Having set up a comfortable niche between hipness and humanity, the NCFF smartly combines down-home coziness with deep curiosity about a wider world. Each year it gathers independent works in all genres from around the globe. This year brings a good crop of what you might call documentaries. But these aren’t just simplistic choir-preaching political missives like normal documentaries. They’re personal stories—just what a festival like this is so good for.
Here’s a short list of some you might like:
Everyday Sunshine: The Story of Fishbone, a feature directed by: Lev Anderson and Chris Metzler. In which: The story of a visionary, insane, underrated funk-punk band is recounted by the band, its famous fans and Laurence Fishburne (no relation).
Pull quote (narrated): “Dreadlocks and mohawks, Fishbone united the divided communities of America. They made it OK for black kids to slam dance.”
Note: You know you love “Bonin’ in the Boneyard.”

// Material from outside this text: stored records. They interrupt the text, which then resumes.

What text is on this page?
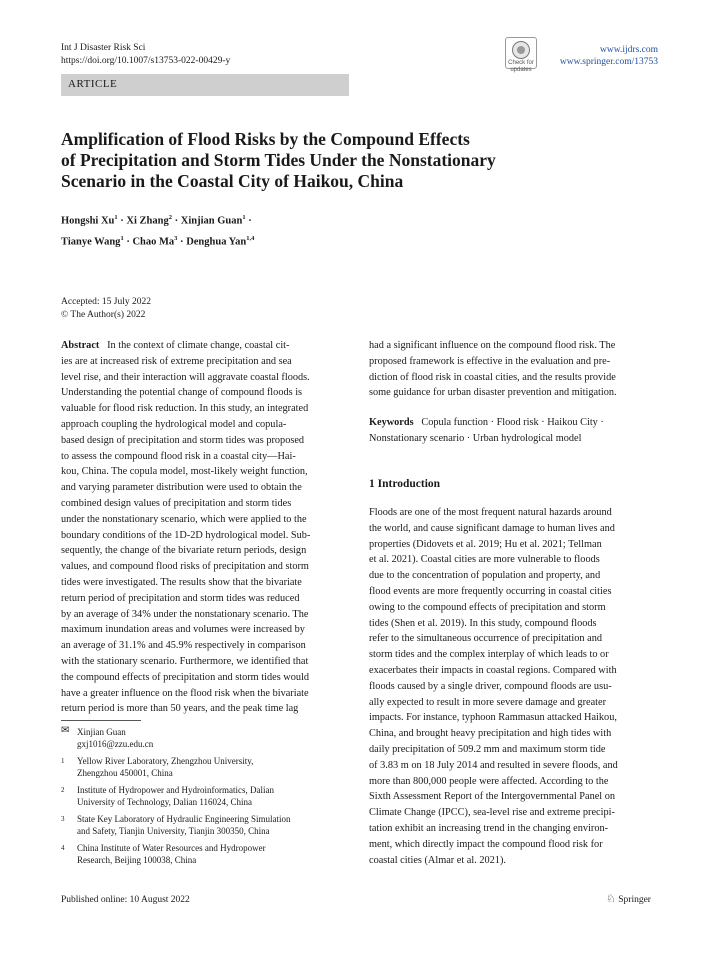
Int J Disaster Risk Sci
https://doi.org/10.1007/s13753-022-00429-y	Check for
updates
www.ijdrs.com
www.springer.com/13753
ARTICLE
Amplification of Flood Risks by the Compound Effects
of Precipitation and Storm Tides Under the Nonstationary
Scenario in the Coastal City of Haikou, China
Hongshi $Xu^1 \cdot Xi$ Zhang$^2$ · Xinjian Guan$^1$ ·
Tianye Wang$^1$ · Chao $Ma^3$ · Denghua Yan$^{1,4}$
Accepted: 15 July 2022
© The Author(s) 2022
Abstract In the context of climate change, coastal cit-
ies are at increased risk of extreme precipitation and sea
level rise, and their interaction will aggravate coastal floods.
Understanding the potential change of compound floods is
valuable for flood risk reduction. In this study, an integrated
approach coupling the hydrological model and copula-
based design of precipitation and storm tides was proposed
to assess the compound flood risk in a coastal city—Hai-
kou, China. The copula model, most-likely weight function,
and varying parameter distribution were used to obtain the
combined design values of precipitation and storm tides
under the nonstationary scenario, which were applied to the
boundary conditions of the 1D-2D hydrological model. Sub-
sequently, the change of the bivariate return periods, design
values, and compound flood risks of precipitation and storm
tides were investigated. The results show that the bivariate
return period of precipitation and storm tides was reduced
by an average of 34% under the nonstationary scenario. The
maximum inundation areas and volumes were increased by
an average of 31.1% and 45.9% respectively in comparison
with the stationary scenario. Furthermore, we identified that
the compound effects of precipitation and storm tides would
have a greater influence on the flood risk when the bivariate
return period is more than 50 years, and the peak time lag
✉ Xinjian Guan
gxj1016@zzu.edu.cn
1	Yellow River Laboratory, Zhengzhou University,
Zhengzhou 450001, China
2	Institute of Hydropower and Hydroinformatics, Dalian
University of Technology, Dalian 116024, China
3	State Key Laboratory of Hydraulic Engineering Simulation
and Safety, Tianjin University, Tianjin 300350, China
4	China Institute of Water Resources and Hydropower
Research, Beijing 100038, China
had a significant influence on the compound flood risk. The
proposed framework is effective in the evaluation and pre-
diction of flood risk in coastal cities, and the results provide
some guidance for urban disaster prevention and mitigation.
Keywords Copula function · Flood risk · Haikou City ·
Nonstationary scenario · Urban hydrological model
1 Introduction
Floods are one of the most frequent natural hazards around
the world, and cause significant damage to human lives and
properties (Didovets et al. 2019; Hu et al. 2021; Tellman
et al. 2021). Coastal cities are more vulnerable to floods
due to the concentration of population and property, and
flood events are more frequently occurring in coastal cities
owing to the compound effects of precipitation and storm
tides (Shen et al. 2019). In this study, compound floods
refer to the simultaneous occurrence of precipitation and
storm tides and the complex interplay of which leads to or
exacerbates their impacts in coastal regions. Compared with
floods caused by a single driver, compound floods are usu-
ally expected to result in more severe damage and greater
impacts. For instance, typhoon Rammasun attacked Haikou,
China, and brought heavy precipitation and high tides with
daily precipitation of 509.2 mm and maximum storm tide
of 3.83 m on 18 July 2014 and resulted in severe floods, and
more than 800,000 people were affected. According to the
Sixth Assessment Report of the Intergovernmental Panel on
Climate Change (IPCC), sea-level rise and extreme precipi-
tation exhibit an increasing trend in the changing environ-
ment, which directly impact the compound flood risk for
coastal cities (Almar et al. 2021).
Published online: 10 August 2022	♘ Springer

Grandpa’s Wet Dream, a short directed by Chihiro Amemiya. In which: Septuagenarian happens upon porn career, doesn’t tell family; title alone inspires laughter, shivers.
Pull quote (from NCFF festival director Jesse Locks): “Apparently one of the most overused names for boats (thanks, Google).”
Note: Her bravery for Googling that.
Hot Tubs, a short directed by Gabe Rosenn. In which: A “super social” Santa Barbara-spawned subculture is recollected, as is mankind’s historical predilection for relaxing nakedly with friends in hot water.
Pull quote (closing credits): “Dedicated to warmth, trust, and camaraderie in an overcrowded and suspicious world.”
Note: Actually, that description applies to the festival itself.
Kevin, a short directed by Jay Duplass. In which: The director of Cyrus and Baghead tracks down a hero of his from the Austin music scene, gets to know him and helps make his dream come true.
Pull quote (narrated): “Motown voice, Spanish guitar, New Age lyrics. … I mean, it definitely wasn’t for everybody, but if you liked it, you loved it.”
Note: Bighearted, easygoing and much less cheesy than it could be, as mandated by the Duplass modus operandi.
Nostalgia for the Light, a feature directed by: Patricio Guzmán. In which: At 10,000 feet above sea level, the Atacama Desert is the driest place on Earth, a fertile refuge for astronomy—and a dumping ground for the bodies of political prisoners “disappeared” by the Chilean army in 1973.
Pull quote: “I wish the telescopes didn’t just look into the sky, but could also see through the Earth, so that we could find them.”
Note: A profound meditation on the meaning of humanity, superior to Terrence Malick’s The Tree of Life, this is one of the most dazzling and devastating nonfiction films I’ve ever seen. On a big screen, with a live audience, it’s a must.
We Are Wizards, a feature directed by: Josh Koury. In which: Adorably dorky young lads take musical inspiration from Harry Potter mythology.
Pull quote (from the official site): “We Are Wizards is in no way affiliated with J.K. Rowling, Warner Bros. or any of its partners or affiliates within the Harry Potter franchise.”
Note: Possibly the ballsiest musical-genre bender since Fishbone.